DMV or Enema? Enema, Please!

My stomach is already in knots. Thomas and I are headed to the Arleta DMV for his 8:00 AM driving test. I choke up as he quietly lists his “rules of the road” while merging onto the 170 freeway. He is sixteen and already the best (unlicensed) driver I’ve ever ridden with, but there is still a whirling dervish in my belly.

It took us over two months to book this appointment. We tried the online route, only to discover Thomas’ license number and/or information was “invalid,” so we called the “help” line. Try that sometime when you’re bored, have nothing but time and a real hankering for the sound of a ringing phone. It’s fun.

Next we get a visit to the “no-appointment” line at the DMV, yay!

Walking Dead Line

And WTF is UP with the Anaconda-like “no-appointment” lines? Is this a Black Friday thing? Is the appointment option some secret back door? One day last week, I asked Wendy (daughter #2) to take Thomas to the nearest DMV after picking him up from school to clear up the mess. They managed to escape unscathed with today’s appointment.

YES!

We pull in fifteen minutes early behind the twenty-seven other 8:00 AM appointment holders. It is in this line we get our first of a series of congenial incarnations.

Kim Davis

DMV Guy: [taps on glass and motions for Thomas to roll down his window] Are you checked in?

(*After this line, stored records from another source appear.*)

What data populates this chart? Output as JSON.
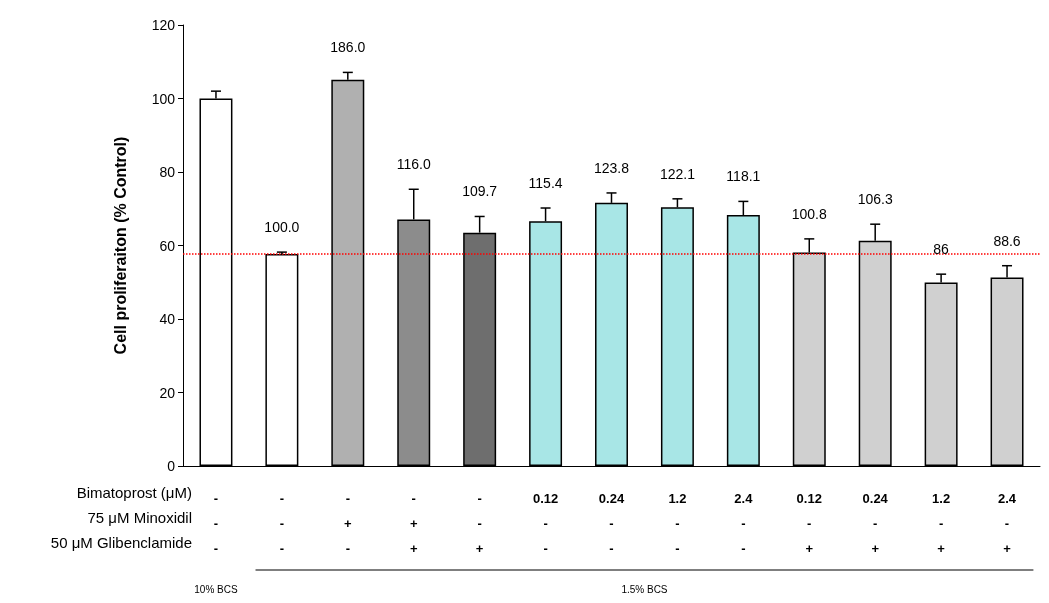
{
  "chart_data": {
    "type": "bar",
    "ylabel": "Cell proliferaiton (% Control)",
    "categories": [
      "-\n-\n-",
      "-\n-\n-",
      "-\n+\n-",
      "-\n+\n+",
      "-\n-\n+",
      "0.12\n-\n-",
      "0.24\n-\n-",
      "1.2\n-\n-",
      "2.4\n-\n-",
      "0.12\n-\n+",
      "0.24\n-\n+",
      "1.2\n-\n+",
      "2.4\n-\n+"
    ],
    "values": [
      100,
      57.7,
      105.1,
      67.1,
      63.5,
      66.6,
      71.6,
      70.4,
      68.3,
      58.1,
      61.3,
      49.9,
      51.3
    ],
    "errors": [
      2,
      0.5,
      2,
      8.2,
      4.4,
      3.6,
      2.7,
      2.3,
      3.7,
      3.7,
      4.5,
      2.3,
      3.2
    ],
    "colors": [
      "#ffffff",
      "#ffffff",
      "#b0b0b0",
      "#8c8c8c",
      "#6e6e6e",
      "#a8e6e6",
      "#a8e6e6",
      "#a8e6e6",
      "#a8e6e6",
      "#d0d0d0",
      "#d0d0d0",
      "#d0d0d0",
      "#d0d0d0"
    ],
    "ylim": [
      0,
      120
    ],
    "yticks": [
      0,
      20,
      40,
      60,
      80,
      100,
      120
    ],
    "grid": false,
    "ref_lines": [
      {
        "axis": "y",
        "value": 57.7,
        "label": null,
        "color": "#ff0000",
        "line_style": "dotted"
      }
    ],
    "annotations": [
      "Bimatoprost (μM)",
      "75 μM Minoxidil",
      "50 μM Glibenclamide",
      "10% BCS",
      "1.5% BCS",
      "100.0",
      "186.0",
      "116.0",
      "109.7",
      "115.4",
      "123.8",
      "122.1",
      "118.1",
      "100.8",
      "106.3",
      "86",
      "88.6"
    ]
  }
}
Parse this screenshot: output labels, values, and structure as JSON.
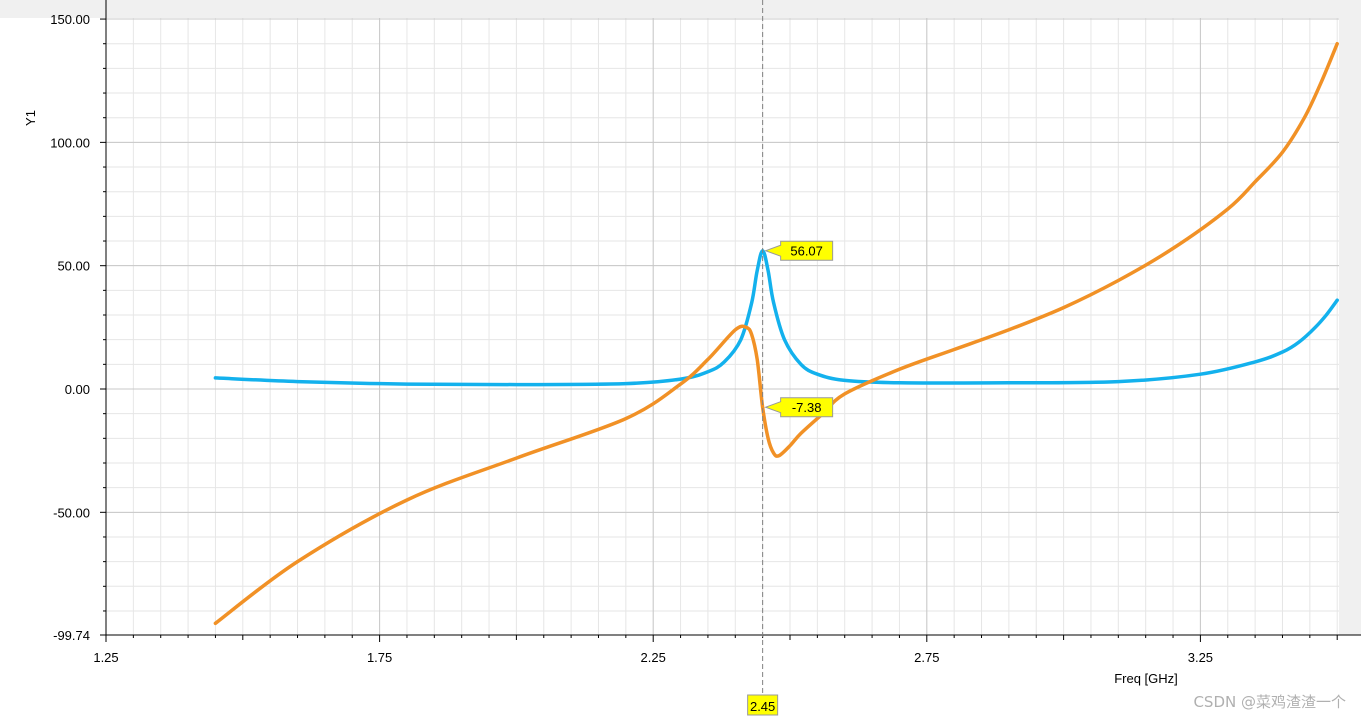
{
  "chart_data": {
    "type": "line",
    "xlabel": "Freq [GHz]",
    "ylabel": "Y1",
    "xlim": [
      1.25,
      3.55
    ],
    "ylim": [
      -99.74,
      150.0
    ],
    "x_ticks": [
      1.25,
      1.75,
      2.25,
      2.75,
      3.25
    ],
    "x_tick_labels": [
      "1.25",
      "1.75",
      "2.25",
      "2.75",
      "3.25"
    ],
    "y_ticks": [
      150.0,
      100.0,
      50.0,
      0.0,
      -50.0,
      -99.74
    ],
    "y_tick_labels": [
      "150.00",
      "100.00",
      "50.00",
      "0.00",
      "-50.00",
      "-99.74"
    ],
    "grid": true,
    "series": [
      {
        "color": "#13b1ed",
        "x": [
          1.45,
          1.6,
          1.8,
          2.0,
          2.2,
          2.3,
          2.35,
          2.38,
          2.41,
          2.43,
          2.44,
          2.45,
          2.46,
          2.47,
          2.49,
          2.52,
          2.55,
          2.6,
          2.7,
          2.9,
          3.1,
          3.25,
          3.35,
          3.4,
          3.43,
          3.46,
          3.48,
          3.5
        ],
        "y": [
          4.5,
          3.0,
          2.0,
          1.8,
          2.2,
          4.0,
          7.0,
          11.0,
          20.0,
          35.0,
          48.0,
          56.07,
          48.0,
          35.0,
          20.0,
          10.0,
          6.0,
          3.5,
          2.5,
          2.5,
          3.0,
          6.0,
          11.0,
          15.0,
          19.0,
          25.0,
          30.0,
          36.0
        ]
      },
      {
        "color": "#f19126",
        "x": [
          1.45,
          1.6,
          1.8,
          2.0,
          2.2,
          2.3,
          2.35,
          2.4,
          2.42,
          2.43,
          2.44,
          2.45,
          2.46,
          2.47,
          2.48,
          2.5,
          2.52,
          2.56,
          2.6,
          2.7,
          2.8,
          2.9,
          3.0,
          3.1,
          3.2,
          3.3,
          3.35,
          3.4,
          3.44,
          3.47,
          3.5
        ],
        "y": [
          -95.0,
          -70.0,
          -45.0,
          -28.0,
          -12.0,
          2.0,
          12.0,
          24.0,
          25.0,
          22.0,
          12.0,
          -7.38,
          -20.0,
          -26.0,
          -27.0,
          -23.0,
          -18.0,
          -10.0,
          -2.0,
          8.0,
          16.0,
          24.0,
          33.0,
          44.0,
          57.0,
          73.0,
          84.0,
          96.0,
          110.0,
          124.0,
          140.0
        ]
      }
    ],
    "marker": {
      "x": 2.45,
      "x_label": "2.45",
      "points": [
        {
          "y": 56.07,
          "label": "56.07"
        },
        {
          "y": -7.38,
          "label": "-7.38"
        }
      ]
    }
  },
  "watermark": "CSDN @菜鸡渣渣一个",
  "colors": {
    "plot_background": "#ffffff",
    "right_margin_band": "#f0f0f0",
    "major_grid": "#c8c8c8",
    "minor_grid": "#e6e6e6",
    "marker_fill": "#ffff00",
    "marker_line": "#808080"
  }
}
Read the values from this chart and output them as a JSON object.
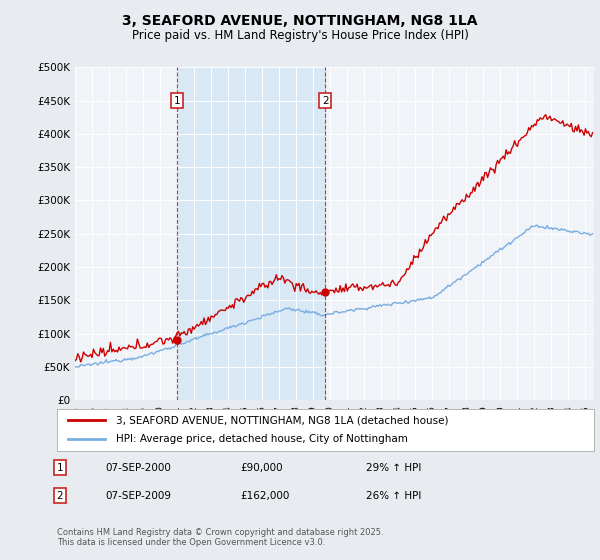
{
  "title": "3, SEAFORD AVENUE, NOTTINGHAM, NG8 1LA",
  "subtitle": "Price paid vs. HM Land Registry's House Price Index (HPI)",
  "legend_line1": "3, SEAFORD AVENUE, NOTTINGHAM, NG8 1LA (detached house)",
  "legend_line2": "HPI: Average price, detached house, City of Nottingham",
  "annotation1_date": "07-SEP-2000",
  "annotation1_price": "£90,000",
  "annotation1_hpi": "29% ↑ HPI",
  "annotation2_date": "07-SEP-2009",
  "annotation2_price": "£162,000",
  "annotation2_hpi": "26% ↑ HPI",
  "footnote": "Contains HM Land Registry data © Crown copyright and database right 2025.\nThis data is licensed under the Open Government Licence v3.0.",
  "line1_color": "#cc0000",
  "line2_color": "#7aade0",
  "shade_color": "#d8e8f5",
  "background_color": "#e8ecf0",
  "plot_bg_color": "#f0f4f8",
  "ylim": [
    0,
    500000
  ],
  "yticks": [
    0,
    50000,
    100000,
    150000,
    200000,
    250000,
    300000,
    350000,
    400000,
    450000,
    500000
  ],
  "vline1_x": 2001.0,
  "vline2_x": 2009.7,
  "sale1_x": 2001.0,
  "sale1_y": 90000,
  "sale2_x": 2009.7,
  "sale2_y": 162000,
  "xmin": 1995,
  "xmax": 2025.5
}
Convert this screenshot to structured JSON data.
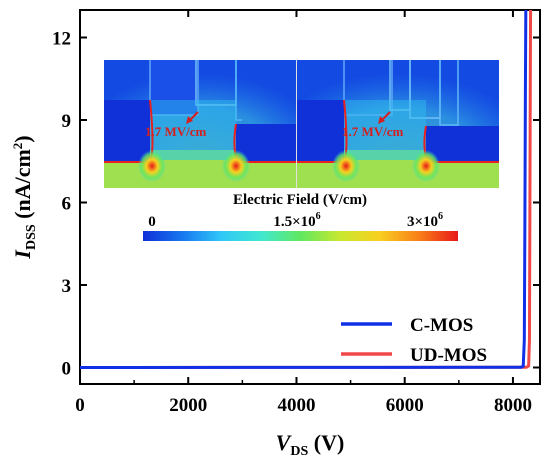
{
  "chart_data": {
    "type": "line",
    "xlabel_main": "V",
    "xlabel_sub": "DS",
    "xlabel_unit": " (V)",
    "ylabel_main": "I",
    "ylabel_sub": "DSS",
    "ylabel_unit_pre": " (nA/cm",
    "ylabel_unit_sup": "2",
    "ylabel_unit_post": ")",
    "xlim": [
      0,
      8500
    ],
    "ylim": [
      -0.6,
      13
    ],
    "x_ticks": [
      0,
      2000,
      4000,
      6000,
      8000
    ],
    "x_tick_labels": [
      "0",
      "2000",
      "4000",
      "6000",
      "8000"
    ],
    "y_ticks": [
      0,
      3,
      6,
      9,
      12
    ],
    "y_tick_labels": [
      "0",
      "3",
      "6",
      "9",
      "12"
    ],
    "series": [
      {
        "name": "C-MOS",
        "color": "#1030e8",
        "points": [
          [
            0,
            0
          ],
          [
            8150,
            0.01
          ],
          [
            8190,
            0.05
          ],
          [
            8210,
            1
          ],
          [
            8220,
            5
          ],
          [
            8230,
            10
          ],
          [
            8238,
            13
          ]
        ]
      },
      {
        "name": "UD-MOS",
        "color": "#f04848",
        "points": [
          [
            0,
            0
          ],
          [
            8250,
            0.01
          ],
          [
            8290,
            0.06
          ],
          [
            8305,
            1
          ],
          [
            8312,
            5
          ],
          [
            8320,
            10
          ],
          [
            8326,
            13
          ]
        ]
      }
    ],
    "legend_position": "bottom-right",
    "inset": {
      "annotation_left": "1.7 MV/cm",
      "annotation_right": "1.7 MV/cm",
      "colorbar_title": "Electric Field (V/cm)",
      "colorbar_label_min": "0",
      "colorbar_label_mid": "1.5×10",
      "colorbar_label_mid_exp": "6",
      "colorbar_label_max": "3×10",
      "colorbar_label_max_exp": "6",
      "colorbar_colors": [
        "#1030d8",
        "#1878f0",
        "#30c8f8",
        "#40e8d0",
        "#60e860",
        "#c8e830",
        "#f8d020",
        "#f88018",
        "#e81818"
      ]
    }
  }
}
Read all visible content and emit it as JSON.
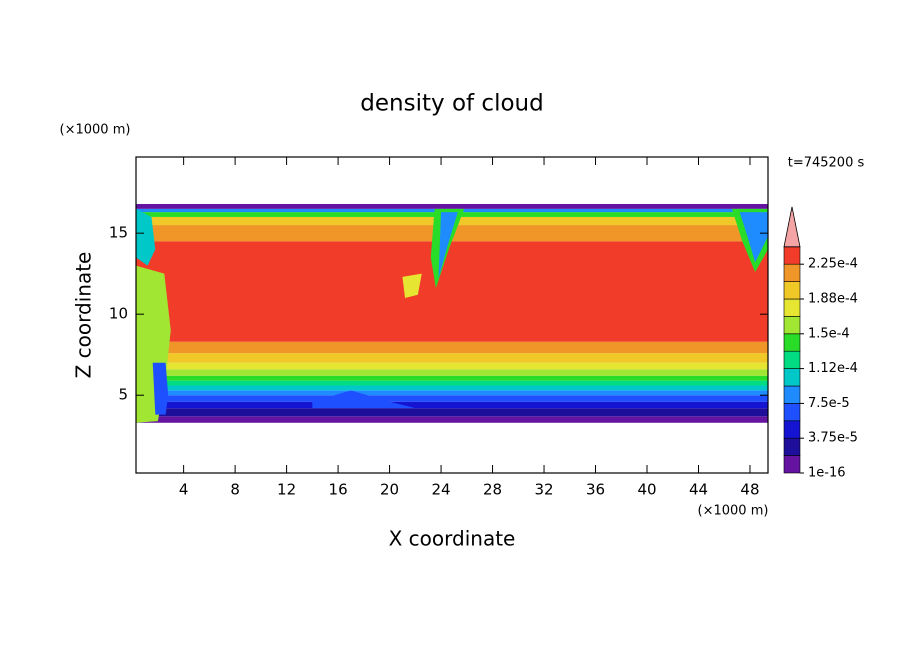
{
  "chart_data": {
    "type": "contour",
    "title": "density of cloud",
    "x_label": "X coordinate",
    "y_label": "Z coordinate",
    "x_unit": "(×1000 m)",
    "y_unit": "(×1000 m)",
    "annotation": "t=745200 s",
    "xlim": [
      0.3,
      49.4
    ],
    "ylim": [
      0.2,
      19.7
    ],
    "xticks": [
      4,
      8,
      12,
      16,
      20,
      24,
      28,
      32,
      36,
      40,
      44,
      48
    ],
    "yticks": [
      5,
      10,
      15
    ],
    "colorbar": {
      "colors": [
        "#6414a0",
        "#1e0f9b",
        "#1414d2",
        "#1e50ff",
        "#1e8cff",
        "#00c8c8",
        "#00dc82",
        "#28dc28",
        "#a0e632",
        "#e6e632",
        "#f0c828",
        "#f09628",
        "#f03c28"
      ],
      "extend_color": "#f4a4a4",
      "ticks": [
        {
          "value": 1e-16,
          "label": "1e-16"
        },
        {
          "value": 3.75e-05,
          "label": "3.75e-5"
        },
        {
          "value": 7.5e-05,
          "label": "7.5e-5"
        },
        {
          "value": 0.000112,
          "label": "1.12e-4"
        },
        {
          "value": 0.00015,
          "label": "1.5e-4"
        },
        {
          "value": 0.000188,
          "label": "1.88e-4"
        },
        {
          "value": 0.000225,
          "label": "2.25e-4"
        }
      ]
    }
  }
}
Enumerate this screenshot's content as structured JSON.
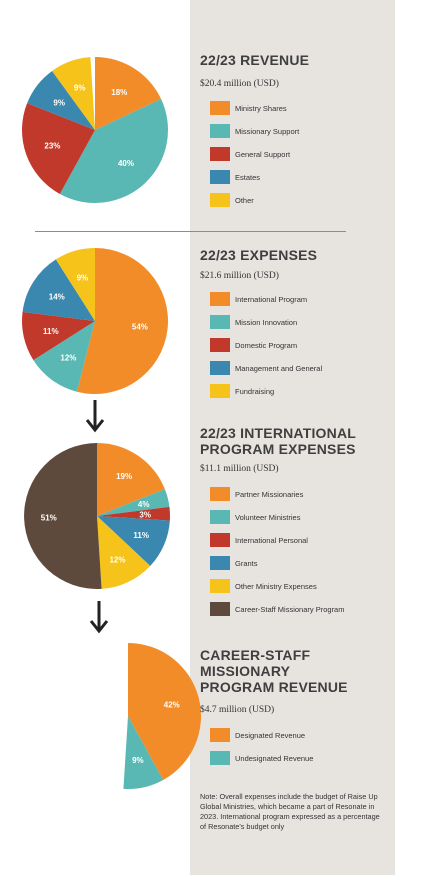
{
  "colors": {
    "panel": "#e7e4e0",
    "orange": "#f28c28",
    "teal": "#5ab8b4",
    "red": "#c0392b",
    "blue": "#3a88b0",
    "yellow": "#f5c31a",
    "brown": "#5e4a3c"
  },
  "sections": [
    {
      "title_lines": [
        "22/23 REVENUE"
      ],
      "subtitle": "$20.4 million (USD)"
    },
    {
      "title_lines": [
        "22/23 EXPENSES"
      ],
      "subtitle": "$21.6 million (USD)"
    },
    {
      "title_lines": [
        "22/23 INTERNATIONAL",
        "PROGRAM EXPENSES"
      ],
      "subtitle": "$11.1 million (USD)"
    },
    {
      "title_lines": [
        "CAREER-STAFF",
        "MISSIONARY",
        "PROGRAM REVENUE"
      ],
      "subtitle": "$4.7 million (USD)"
    }
  ],
  "chart_data": [
    {
      "type": "pie",
      "title": "22/23 REVENUE",
      "subtitle": "$20.4 million (USD)",
      "categories": [
        "Ministry Shares",
        "Missionary Support",
        "General Support",
        "Estates",
        "Other"
      ],
      "values": [
        18,
        40,
        23,
        9,
        9
      ],
      "labels": [
        "18%",
        "40%",
        "23%",
        "9%",
        "9%"
      ],
      "colors": [
        "#f28c28",
        "#5ab8b4",
        "#c0392b",
        "#3a88b0",
        "#f5c31a"
      ]
    },
    {
      "type": "pie",
      "title": "22/23 EXPENSES",
      "subtitle": "$21.6 million (USD)",
      "categories": [
        "International Program",
        "Mission Innovation",
        "Domestic Program",
        "Management and General",
        "Fundraising"
      ],
      "values": [
        54,
        12,
        11,
        14,
        9
      ],
      "labels": [
        "54%",
        "12%",
        "11%",
        "14%",
        "9%"
      ],
      "colors": [
        "#f28c28",
        "#5ab8b4",
        "#c0392b",
        "#3a88b0",
        "#f5c31a"
      ]
    },
    {
      "type": "pie",
      "title": "22/23 INTERNATIONAL PROGRAM EXPENSES",
      "subtitle": "$11.1 million (USD)",
      "categories": [
        "Partner Missionaries",
        "Volunteer Ministries",
        "International Personal",
        "Grants",
        "Other Ministry Expenses",
        "Career-Staff Missionary Program"
      ],
      "values": [
        19,
        4,
        3,
        11,
        12,
        51
      ],
      "labels": [
        "19%",
        "4%",
        "3%",
        "11%",
        "12%",
        "51%"
      ],
      "colors": [
        "#f28c28",
        "#5ab8b4",
        "#c0392b",
        "#3a88b0",
        "#f5c31a",
        "#5e4a3c"
      ]
    },
    {
      "type": "pie",
      "title": "CAREER-STAFF MISSIONARY PROGRAM REVENUE",
      "subtitle": "$4.7 million (USD)",
      "categories": [
        "Designated Revenue",
        "Undesignated Revenue"
      ],
      "values": [
        42,
        9
      ],
      "labels": [
        "42%",
        "9%"
      ],
      "colors": [
        "#f28c28",
        "#5ab8b4"
      ]
    }
  ],
  "note": "Note: Overall expenses include the budget of Raise Up Global Ministries, which became a part of Resonate in 2023. International program expressed as a percentage of Resonate's budget only"
}
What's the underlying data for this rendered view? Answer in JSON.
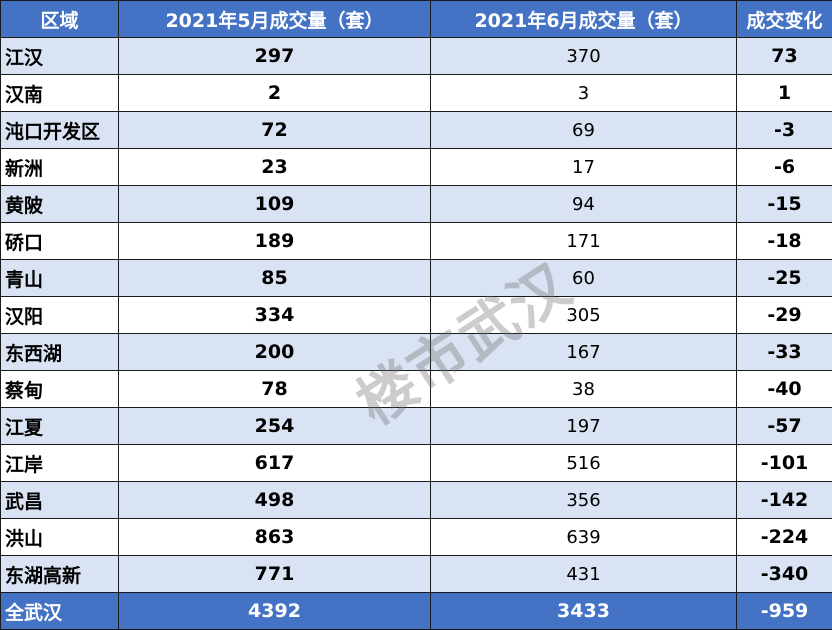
{
  "table": {
    "headers": [
      "区域",
      "2021年5月成交量（套）",
      "2021年6月成交量（套）",
      "成交变化"
    ],
    "rows": [
      {
        "region": "江汉",
        "may": "297",
        "june": "370",
        "change": "73"
      },
      {
        "region": "汉南",
        "may": "2",
        "june": "3",
        "change": "1"
      },
      {
        "region": "沌口开发区",
        "may": "72",
        "june": "69",
        "change": "-3"
      },
      {
        "region": "新洲",
        "may": "23",
        "june": "17",
        "change": "-6"
      },
      {
        "region": "黄陂",
        "may": "109",
        "june": "94",
        "change": "-15"
      },
      {
        "region": "硚口",
        "may": "189",
        "june": "171",
        "change": "-18"
      },
      {
        "region": "青山",
        "may": "85",
        "june": "60",
        "change": "-25"
      },
      {
        "region": "汉阳",
        "may": "334",
        "june": "305",
        "change": "-29"
      },
      {
        "region": "东西湖",
        "may": "200",
        "june": "167",
        "change": "-33"
      },
      {
        "region": "蔡甸",
        "may": "78",
        "june": "38",
        "change": "-40"
      },
      {
        "region": "江夏",
        "may": "254",
        "june": "197",
        "change": "-57"
      },
      {
        "region": "江岸",
        "may": "617",
        "june": "516",
        "change": "-101"
      },
      {
        "region": "武昌",
        "may": "498",
        "june": "356",
        "change": "-142"
      },
      {
        "region": "洪山",
        "may": "863",
        "june": "639",
        "change": "-224"
      },
      {
        "region": "东湖高新",
        "may": "771",
        "june": "431",
        "change": "-340"
      }
    ],
    "total": {
      "region": "全武汉",
      "may": "4392",
      "june": "3433",
      "change": "-959"
    }
  },
  "watermark": "楼市武汉",
  "colors": {
    "header_bg": "#4472c4",
    "stripe": "#dae3f3",
    "header_text": "#ffffff"
  }
}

Me: [frantically emptying the glove compartment in search of the current registration and proof of insurance] Not yet. My daughter will wait here while I check him in.

DMV Guy: Nope. You have to move your car.

Me: We want to keep our place in line. Can’t we check in while she waits here?

DMV Guy: Nope.

Me: Please? There are lots of cars in front of us. Why can’t we keep our place?

MEAN!! DMV Guy: Because you can’t. Move the car.

Wicked Witch

We chose Arleta because friends told us the staff was “friendlier.”

Confused Mark Wahlberg

We park the car and push our way through the no-appointment zombie line-up. It is now 8:15 and we are directed to Window 30 where there is yet another line and I am starting to stress about how late I will be arriving to work. Donkey’s years later, we face a “live” person at Window 30.

DMV Gal: [monotone] Paperwork?

Me: Here’s his permit, completion of driving school certificate, registration and insurance. Do you need a picture ID?

DMV Gal: No. [fingernails clickity clackity on her keyboard] He’s not in the system.

Me: What do you mean, he’s not in the system? We tried scheduling this appointment online for two months. We tried calling and NEVER reached a live person. These two made an office visit last week to clear this up and schedule this. Please check again.

DMV Gal: Be right back.

Thomas looks crestfallen. I keep telling myself that in the whole scheme of things, this is no big deal, but my son was very excited. And now he’s upset. My “Mama Bear” is beginning to show.

DMV Gal: I spoke to my manager. He’s not in the system. You have to make an appointment.

Me: We DID make an appointment.

DMV Gal: It’s not in the system.

Mama Bear

Me: I would like to speak to the manager.

DMV Gal: Go to Window 20. She will meet you there. NEXT!

As we stand at Window 20, I watch the manager making molasses movements at her computer while smacking her gum. She saunters towards us just as I am about to reach over the counter with a grizzly paw and begin swiping left and right like a Tinder maniac.

DMV Manager: [blank stare]

Me: Will you please help us with this?

I launch into the old appointment fiasco spiel.

DMV Manager: He’s not in the system.

Me: Yes, but he SHOULD be. I just explained it to you. He made a special trip to a DMV office last week for specifically the task of scheduling today’s appointment.

DMV Manager: But, he’s not in the system.

Me: This was obviously the mistake of that DMV employee!

DMV Manager: I don’t know. I wasn’t there. He’s not in the system.

Voldemort

…but you can make an appointment.

Ommm Dog

Is this some freakish secret parent hazing nobody told me about? (Dad, stop laughing). These people are Stepford Wife / Hal 9000 from 2001: A Space Odyssey combos.

I'm Dave in this scenario

I’m Dave in this scenario

Is there required “unpleasantness training” with a handout of “No, in fact, I CAN’T help you” nametags? Why are they all so miserable? And what is it about stepping foot in a DMV office that sets me off and stresses me to the point of a headache? Maybe it’s the simple fact that they popped my child’s balloon and delayed his eagerly awaited rite of passage. Perhaps they are unhappy because the absence of independence and a sense of power in their jobs are the same qualities they are turning over to enthusiastic, wide-eyed kids. Maybe obstructing those qualities, if only for a short time, creates the illusion of power.

We now have printed confirmation of his next appointment.